NASA - NASA Seeks Innovative Suborbital Flight Technology Proposals

Hola amigos: A VUELO DE UN QUINDE EL BLOG., La Agencia Espacial NASA, nos ha hecho llegar esta información....por un segundo año,  NASA's Space Technology Mission Directorate; busca propuestas para cargas útiles de tecnología suborbitales y los realces de capacidad de nave espacial que podrían ayudar a revolucionar futuras misiones espaciales.
Las tecnologías seleccionadas viajarán U.S. commercial suborbital vehicles and platforms, y atrás sobre vehículos estadounidenses comerciales suborbitales y plataformas, proporcionando oportunidades para probar antes de que ellos sean enviados para trabajar en el entorno implacable de espacio.
Los invito aleer la versión en inglés de la NASA........

WASHINGTON -- For a second year, NASA's Space Technology Mission Directorate is seeking proposals for suborbital technology payloads and spacecraft capability enhancements that could help revolutionize future space missions.

Selected technologies will travel to the edge of space and back on U.S. commercial suborbital vehicles and platforms, providing opportunities for testing before they are sent to work in the unforgiving environment of space.
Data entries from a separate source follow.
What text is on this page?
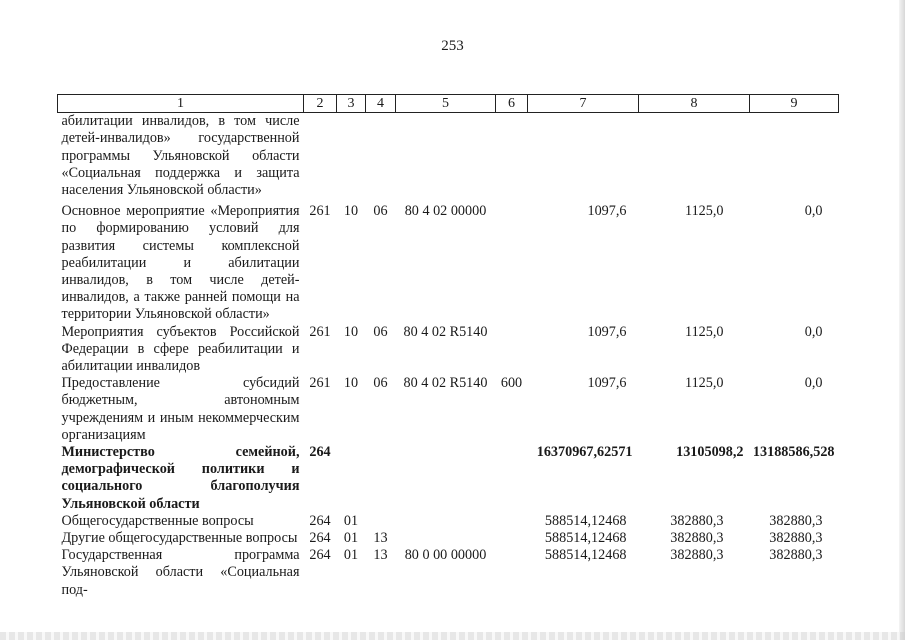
253
1	2	3	4	5	6	7	8	9
абилитации инвалидов, в том числе детей-инвалидов» государственной программы Ульяновской области «Социальная поддержка и защита населения Ульяновской области»								
Основное мероприятие «Мероприятия по формированию условий для развития системы комплексной реабилитации и абилитации инвалидов, в том числе детей-инвалидов, а также ранней помощи на территории Ульяновской области»	261	10	06	80 4 02 00000		1097,6	1125,0	0,0
Мероприятия субъектов Российской Федерации в сфере реабилитации и абилитации инвалидов	261	10	06	80 4 02 R5140		1097,6	1125,0	0,0
Предоставление субсидий бюджетным, автономным учреждениям и иным некоммерческим организациям	261	10	06	80 4 02 R5140	600	1097,6	1125,0	0,0
Министерство семейной, демографической политики и социального благополучия Ульяновской области	264					16370967,62571	13105098,2	13188586,528
Общегосударственные вопросы	264	01				588514,12468	382880,3	382880,3
Другие общегосударственные вопросы	264	01	13			588514,12468	382880,3	382880,3
Государственная программа Ульяновской области «Социальная под-	264	01	13	80 0 00 00000		588514,12468	382880,3	382880,3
The Game Changing Opportunities in Technology Development research announcement seeks proposals for technology payloads, vehicle enhancements, onboard facilities and small spacecraft propulsion technologies that will help the agency advance technology development in the areas of exploration, space operations and other innovative technology areas relevant to NASA's missions. NASA's Flight Opportunities Program is sponsoring the solicitation and expects proposals from entrepreneurs, scientists, technologists, instrument builders, research managers, and vehicle builders and operators. This year, NASA has included a topic on small spacecraft propulsion technologies from the agency's Small Spacecraft Technology Program.
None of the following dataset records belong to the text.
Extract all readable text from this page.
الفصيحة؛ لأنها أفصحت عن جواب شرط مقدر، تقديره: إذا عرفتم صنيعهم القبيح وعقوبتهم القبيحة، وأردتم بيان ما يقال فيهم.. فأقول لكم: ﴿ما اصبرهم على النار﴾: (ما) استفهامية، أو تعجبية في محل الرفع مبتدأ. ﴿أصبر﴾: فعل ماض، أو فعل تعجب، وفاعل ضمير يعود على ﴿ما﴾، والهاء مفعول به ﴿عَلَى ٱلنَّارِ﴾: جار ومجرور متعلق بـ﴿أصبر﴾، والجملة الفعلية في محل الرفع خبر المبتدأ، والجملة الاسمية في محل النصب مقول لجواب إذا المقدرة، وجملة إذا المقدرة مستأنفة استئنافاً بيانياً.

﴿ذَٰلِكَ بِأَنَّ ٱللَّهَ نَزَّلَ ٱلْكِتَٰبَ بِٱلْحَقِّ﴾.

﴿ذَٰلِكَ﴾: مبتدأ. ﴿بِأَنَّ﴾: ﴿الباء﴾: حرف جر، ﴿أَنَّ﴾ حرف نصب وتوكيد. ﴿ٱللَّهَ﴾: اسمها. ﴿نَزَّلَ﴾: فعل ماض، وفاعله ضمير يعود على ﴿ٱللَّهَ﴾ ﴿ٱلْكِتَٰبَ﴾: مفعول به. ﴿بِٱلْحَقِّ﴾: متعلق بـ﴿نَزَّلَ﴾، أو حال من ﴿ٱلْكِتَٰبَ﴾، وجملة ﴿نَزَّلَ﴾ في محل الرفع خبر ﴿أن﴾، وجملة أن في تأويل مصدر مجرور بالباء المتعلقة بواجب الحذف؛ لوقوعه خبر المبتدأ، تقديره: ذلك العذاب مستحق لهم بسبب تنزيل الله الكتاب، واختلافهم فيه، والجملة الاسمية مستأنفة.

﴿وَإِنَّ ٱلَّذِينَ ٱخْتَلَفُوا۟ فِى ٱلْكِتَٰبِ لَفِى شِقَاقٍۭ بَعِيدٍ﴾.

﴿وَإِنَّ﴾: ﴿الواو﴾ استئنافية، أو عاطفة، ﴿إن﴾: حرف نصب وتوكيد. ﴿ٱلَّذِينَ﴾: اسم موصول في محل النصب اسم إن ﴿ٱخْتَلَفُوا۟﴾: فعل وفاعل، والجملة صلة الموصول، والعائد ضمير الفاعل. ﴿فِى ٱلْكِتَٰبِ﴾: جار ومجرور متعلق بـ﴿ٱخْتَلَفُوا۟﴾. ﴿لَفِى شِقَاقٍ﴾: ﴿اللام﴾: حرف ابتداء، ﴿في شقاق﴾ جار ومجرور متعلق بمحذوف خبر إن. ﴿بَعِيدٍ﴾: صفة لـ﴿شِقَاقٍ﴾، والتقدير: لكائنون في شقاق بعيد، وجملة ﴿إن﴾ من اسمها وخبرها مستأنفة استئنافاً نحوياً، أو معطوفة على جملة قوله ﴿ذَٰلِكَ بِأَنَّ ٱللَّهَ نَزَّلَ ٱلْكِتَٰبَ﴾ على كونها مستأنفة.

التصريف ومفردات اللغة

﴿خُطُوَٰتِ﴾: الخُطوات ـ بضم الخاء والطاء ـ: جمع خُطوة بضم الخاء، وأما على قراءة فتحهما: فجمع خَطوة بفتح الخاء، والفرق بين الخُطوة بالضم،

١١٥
"Investing in transformative technology development is critical to enable NASA's future missions and benefits the greater American aerospace community," said James Reuther, deputy associate administrator for programs in NASA's Space Technology Mission Directorate. "NASA Space Tech's Game Changing Development and Flight Opportunities Programs are working with our partners from America's emerging suborbital flight community to foster frequent and predictable commercial access to near-space while allowing for cutting-edge technology development."
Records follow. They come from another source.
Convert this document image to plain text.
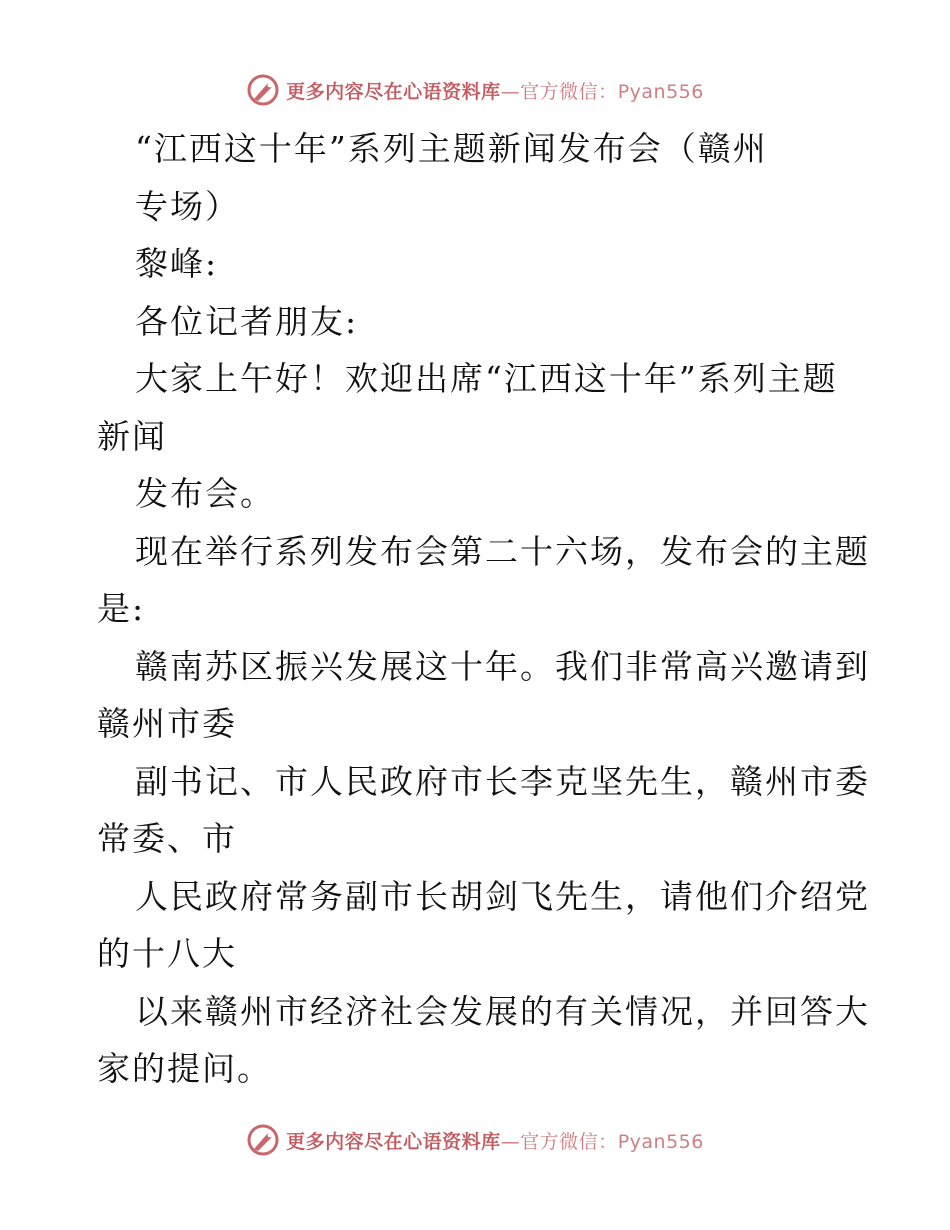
更多内容尽在心语资料库—官方微信：Pyan556
“江西这十年”系列主题新闻发布会（赣州
专场）
黎峰:
各位记者朋友:
大家上午好！欢迎出席“江西这十年”系列主题
新闻
发布会。
现在举行系列发布会第二十六场，发布会的主题
是:
赣南苏区振兴发展这十年。我们非常高兴邀请到
赣州市委
副书记、市人民政府市长李克坚先生，赣州市委
常委、市
人民政府常务副市长胡剑飞先生，请他们介绍党
的十八大
以来赣州市经济社会发展的有关情况，并回答大
家的提问。
更多内容尽在心语资料库—官方微信：Pyan556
Following development, selected payloads will be made available to NASA's Flight Opportunities Program for pairing with appropriate commercial suborbital reusable launch service provider flights. In the case of small spacecraft propulsion technologies, there may be the potential for a direct orbital flight opportunity.

"This call will select innovators to develop novel technology payloads that will provide significant improvements over current state-of-the-art systems," said Stephen Gaddis, Game Changing Development Program manager at NASA's Langley Research Center in Hampton, Va.
Proposals are due June 17 and will be accepted from U.S. or non-U.S. organizations, including NASA centers, other government agencies, federally funded research and development centers, educational institutions, industry and nonprofit organizations.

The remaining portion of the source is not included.